Lahoski legal bill $7,500 for Bellevue schools

BELLEVUE Bellevue City Schools are digging nearly $7,500 out of their pockets after receiving a
Sandusky Register Staff
May 24, 2010

BELLEVUE

Bellevue City Schools are digging nearly $7,500 out of their pockets after receiving a statement for July's legal fees.

The legal bill was racked up by school board leaders James Linder and Martin Shelley. Earlier this summer, the two filed temporary protection orders against former Bellevue schools Superintendent Jim Lahoski after he confronted them at their homes to talk about "school issues."

Considering the two men have a long, controversial track record of disagreements with Lahoski, they feared for their families and took their concerns to Margaret O'Bryon, one of the board's attorneys.

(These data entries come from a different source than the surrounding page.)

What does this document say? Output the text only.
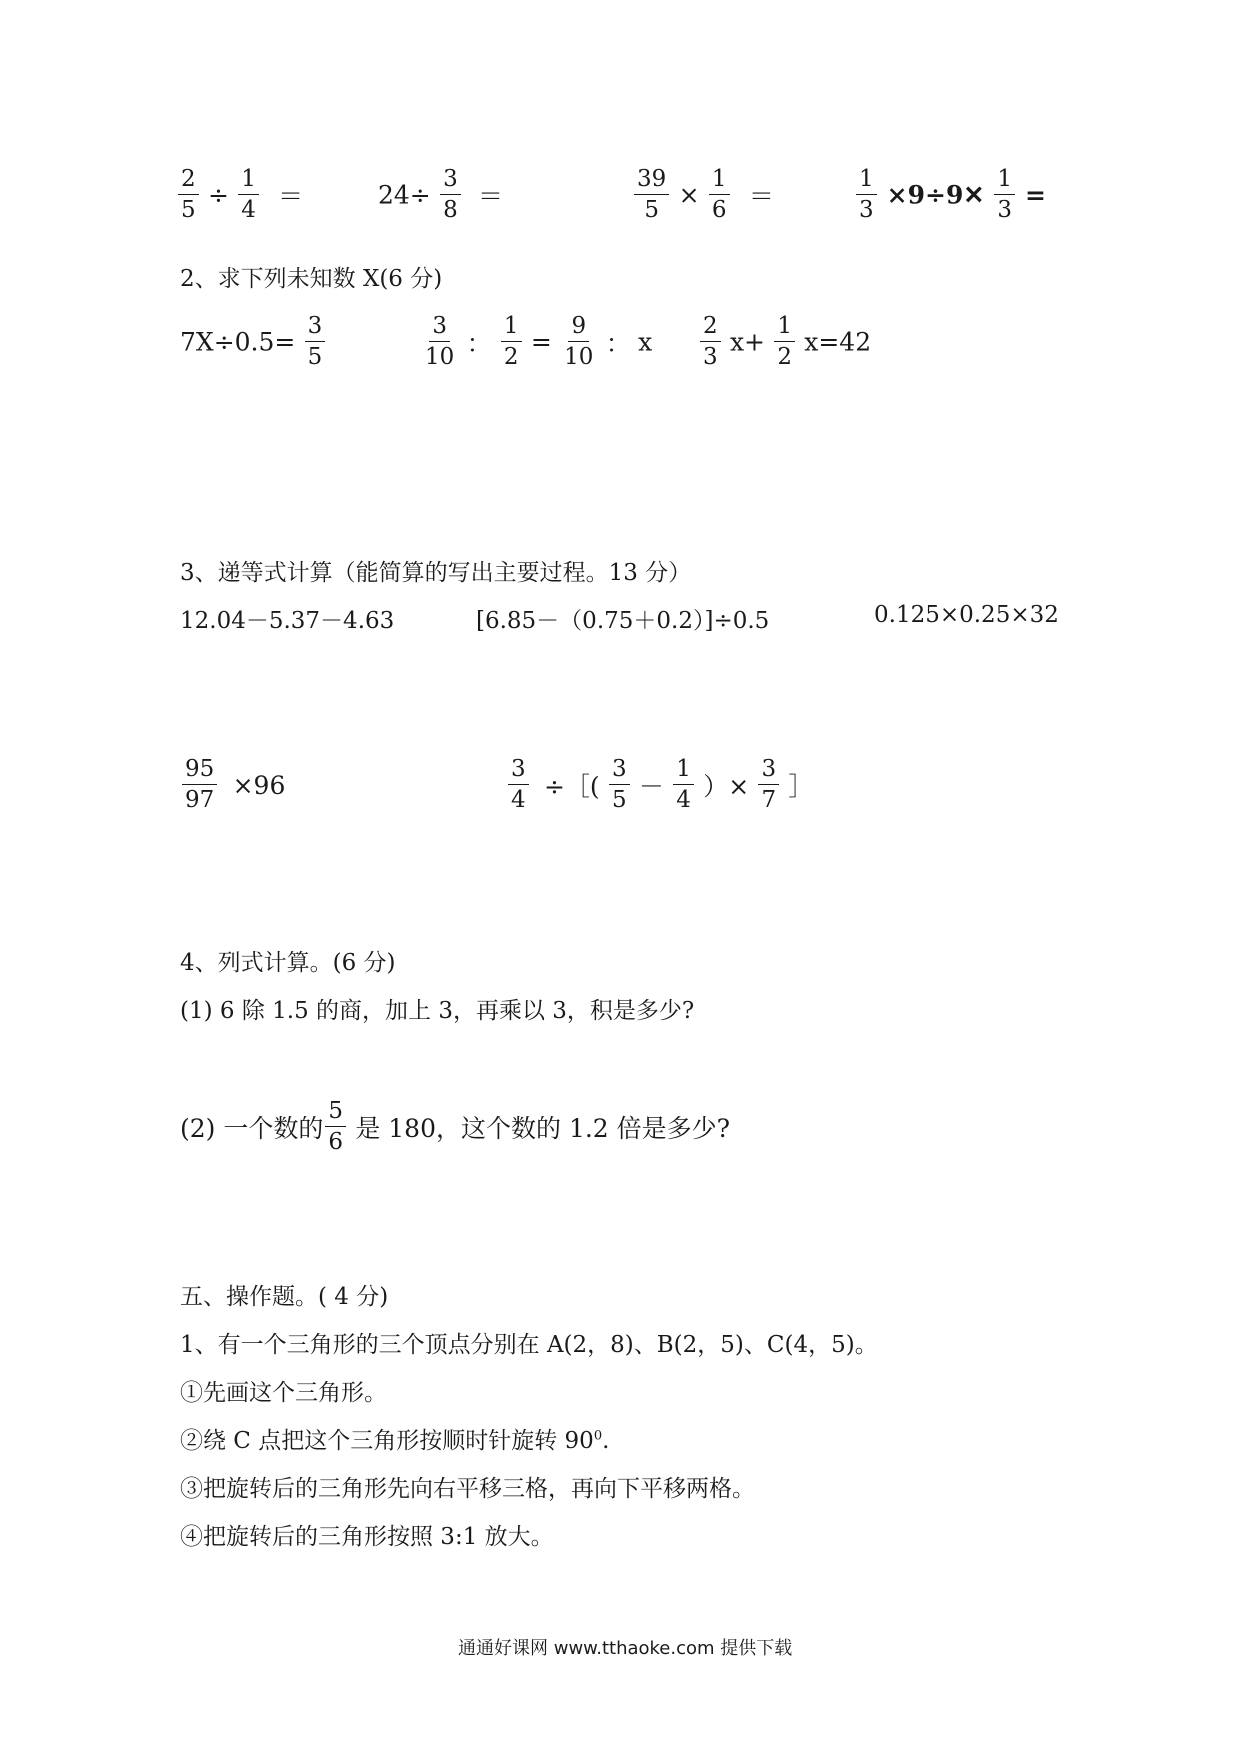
$\frac{2}{5} \div \frac{1}{4}$ ＝	$24\div \frac{3}{8}$ ＝	$\frac{39}{5} \times \frac{1}{6}$ ＝	$\frac{1}{3}$ ×9÷9✕ $\frac{1}{3}$ =
2、求下列未知数 X(6 分)
$7X\div 0.5= \frac{3}{5}$	$\frac{3}{10}$ ： $\frac{1}{2} = \frac{9}{10}$ ： x $\frac{2}{3} x+ \frac{1}{2} x=42$
3、递等式计算（能简算的写出主要过程。13 分）
12.04－5.37－4.63	[6.85－（0.75＋0.2）]÷0.5	0.125×0.25×32
$\frac{95}{97} \times 96$	$\frac{3}{4}$ ÷［( $\frac{3}{5} - \frac{1}{4}$ ）× $\frac{3}{7}$ ］
4、列式计算。(6 分)
(1) 6 除 1.5 的商，加上 3，再乘以 3，积是多少?
(2) 一个数的 $\frac{5}{6}$ 是 180，这个数的 1.2 倍是多少?
五、操作题。( 4 分)
1、有一个三角形的三个顶点分别在 A(2，8)、B(2，5)、C(4，5)。
①先画这个三角形。
②绕 C 点把这个三角形按顺时针旋转 $90^0$.
③把旋转后的三角形先向右平移三格，再向下平移两格。
④把旋转后的三角形按照 3:1 放大。
通通好课网 www.tthaoke.com 提供下载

Lahoski's attorney, John Meyer, described the accusations as "the fantasies of these two men and what they wanted to happen ... These men are trying to use the system to fight back."

The temporary protection orders were later dismissed in court, but not without a legal bill for what some Bellevue residents consider to be a "big waste of time."

"This is ridiculous," said Shawn Thoyer, a Bellevue resident. "Our money is going to fight these clowns' absurd legal fees instead of buying our kids books. The board members involved in this shouldn't have to fear Lahoski, they should fear the people who pay taxes who've had to put up with their immature actions."

The district's treasurer, Nancy Beier, said the legal fees from the board's firm, Stumphauzer and O'Toole, totaled $7,431.25.

Beier said the amount will be taken from the general fund, the fund that contributes to most of the school district's purchases and investments. The fund is made up of state and local taxpayer money.

Linder and Shelley still have a small window left to appeal the dismissal motion, but O'Bryon said at this time she is unsure if further action will be taken.

If the men choose not to appeal, Lahoski can petition to regain ownership of the firearms that were confiscated by the Sandusky County Sheriff's department after the orders were issued, but prior to the court hearings.

Lahoski said these were his own private collection as well as weapons passed down from family members.

Shelley and Linder declined comment.